Forced Marriage (Civil Protection) Act 2007
- Parliament of the United Kingdom
- Long title: An Act to make provision for protecting individuals against being forced to enter into marriage without their free and full consent and for protecting individuals who have been forced to enter into marriage without such consent; and for connected purposes.
- Citation: 2007 c. 20
- Introduced by: Lord Lester of Herne Hill (private member's bill) (Lords)
- Territorial extent: England and Wales; Northern Ireland;

Dates
- Royal assent: 26 July 2007
- Commencement: various

Other legislation
- Amends: Senior Courts Act 1981; Courts and Legal Services Act 1990;

Status: Amended

History of passage through Parliament

Text of statute as originally enacted

Revised text of statute as amended

= Forced Marriage (Civil Protection) Act 2007 =

Act of the Parliament of the United Kingdom

The Forced Marriage (Civil Protection) Act 2007 (c. 20) is an act of the Parliament of the United Kingdom. It seeks to assist victims of forced marriage, or those threatened with forced marriage, by providing civil remedies. It extends to England and Wales and Northern Ireland – it does not extend to Scotland, as this is a devolved competence.

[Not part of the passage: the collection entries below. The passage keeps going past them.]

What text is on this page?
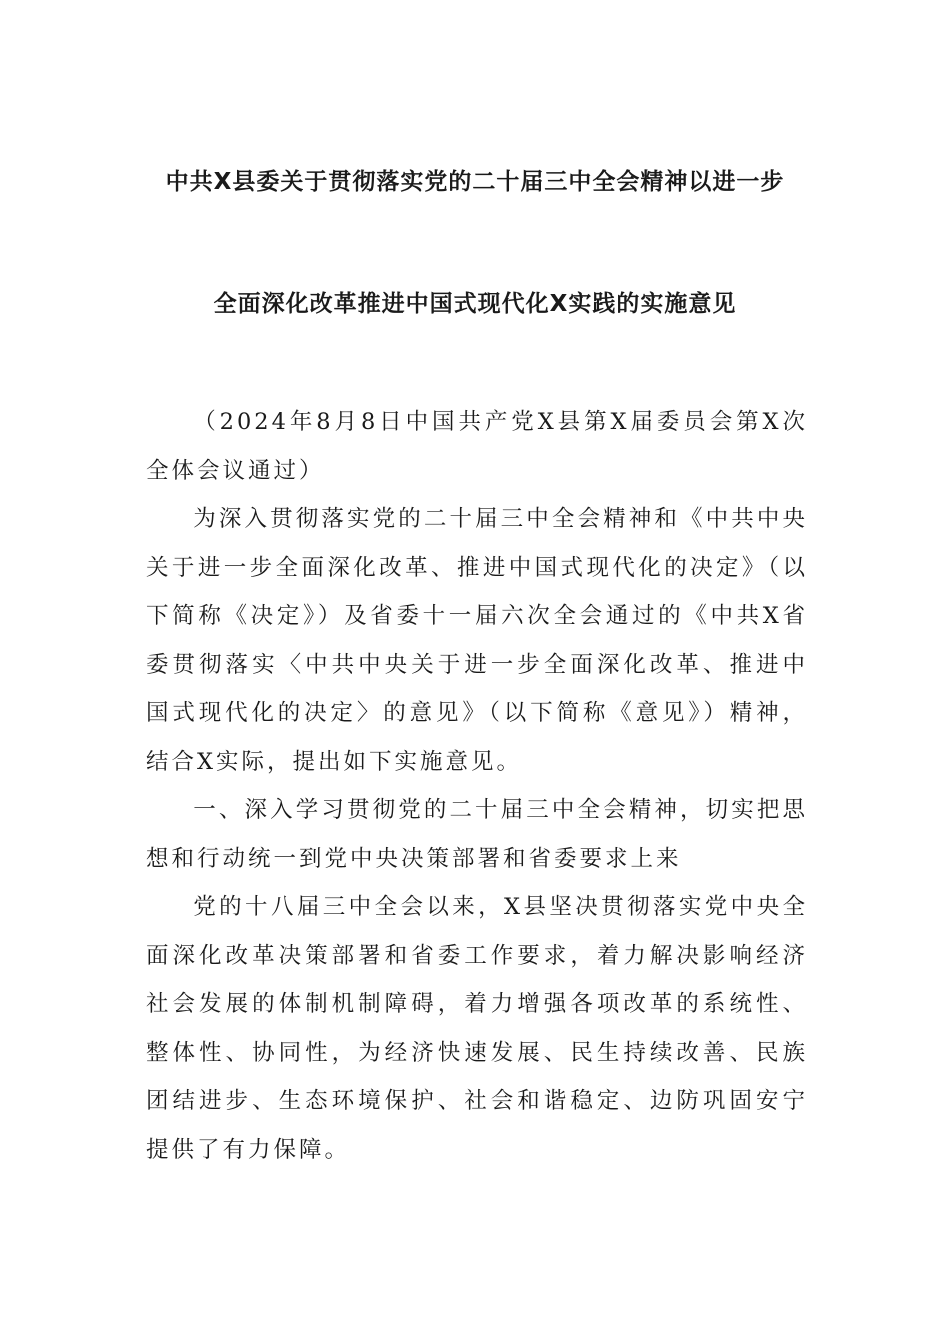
中共X县委关于贯彻落实党的二十届三中全会精神以进一步
全面深化改革推进中国式现代化X实践的实施意见

（2024年8月8日中国共产党X县第X届委员会第X次全体会议通过）

为深入贯彻落实党的二十届三中全会精神和《中共中央关于进一步全面深化改革、推进中国式现代化的决定》（以下简称《决定》）及省委十一届六次全会通过的《中共X省委贯彻落实〈中共中央关于进一步全面深化改革、推进中国式现代化的决定〉的意见》（以下简称《意见》）精神，结合X实际，提出如下实施意见。

一、深入学习贯彻党的二十届三中全会精神，切实把思想和行动统一到党中央决策部署和省委要求上来

党的十八届三中全会以来，X县坚决贯彻落实党中央全面深化改革决策部署和省委工作要求，着力解决影响经济社会发展的体制机制障碍，着力增强各项改革的系统性、整体性、协同性，为经济快速发展、民生持续改善、民族团结进步、生态环境保护、社会和谐稳定、边防巩固安宁提供了有力保障。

==Forced marriage protection order ==
The centrepiece of the Act is the forced marriage protection order (FMPO). A person threatened with forced marriage can apply to court for a forced marriage order can contain whatever provisions which the court finds would be appropriate to prevent the forced marriage from taking place, or to protect a victim of forced marriage from its effects, and may include such measures as confiscation of passport or restrictions on contact with the victim. The subject of a forced marriage order can be not just the person to whom the forced marriage will occur, but also any other person who aids, abets or encourages the forced marriage. A marriage can be considered forced not merely on the grounds of threats of physical violence to the victim, but also through threats of physical violence to third parties (e.g. the victim's family), or even self-violence (e.g. marriage procured through threat of suicide.) A person who violates a force marriage order is subject to contempt of court proceedings and may be arrested.

==History==
It was introduced as a private member's bill into the House of Lords by Lord Lester of Herne Hill on the 16 November 2006. It was passed by the House of Lords on 13 June 2007, passed by the House of Commons on the 17 July 2007, and received royal assent on 26 July 2007. Unusually, although this was a private member's bill, almost the entire contents of the bill was replaced by Government amendments in the Grand Committee, with the support of Lord Lester.

The act modified practices heretofore governed by the Family Law Act 1996; punishment of FMPO offences is further detailed in Part 10 of the Anti-social Behaviour, Crime and Policing Act 2014.

Prior to this the Children Act 1989 section 8 could be used by local authorities to issue a prohibited steps order to prevent parents from taking a child to get forcibly married.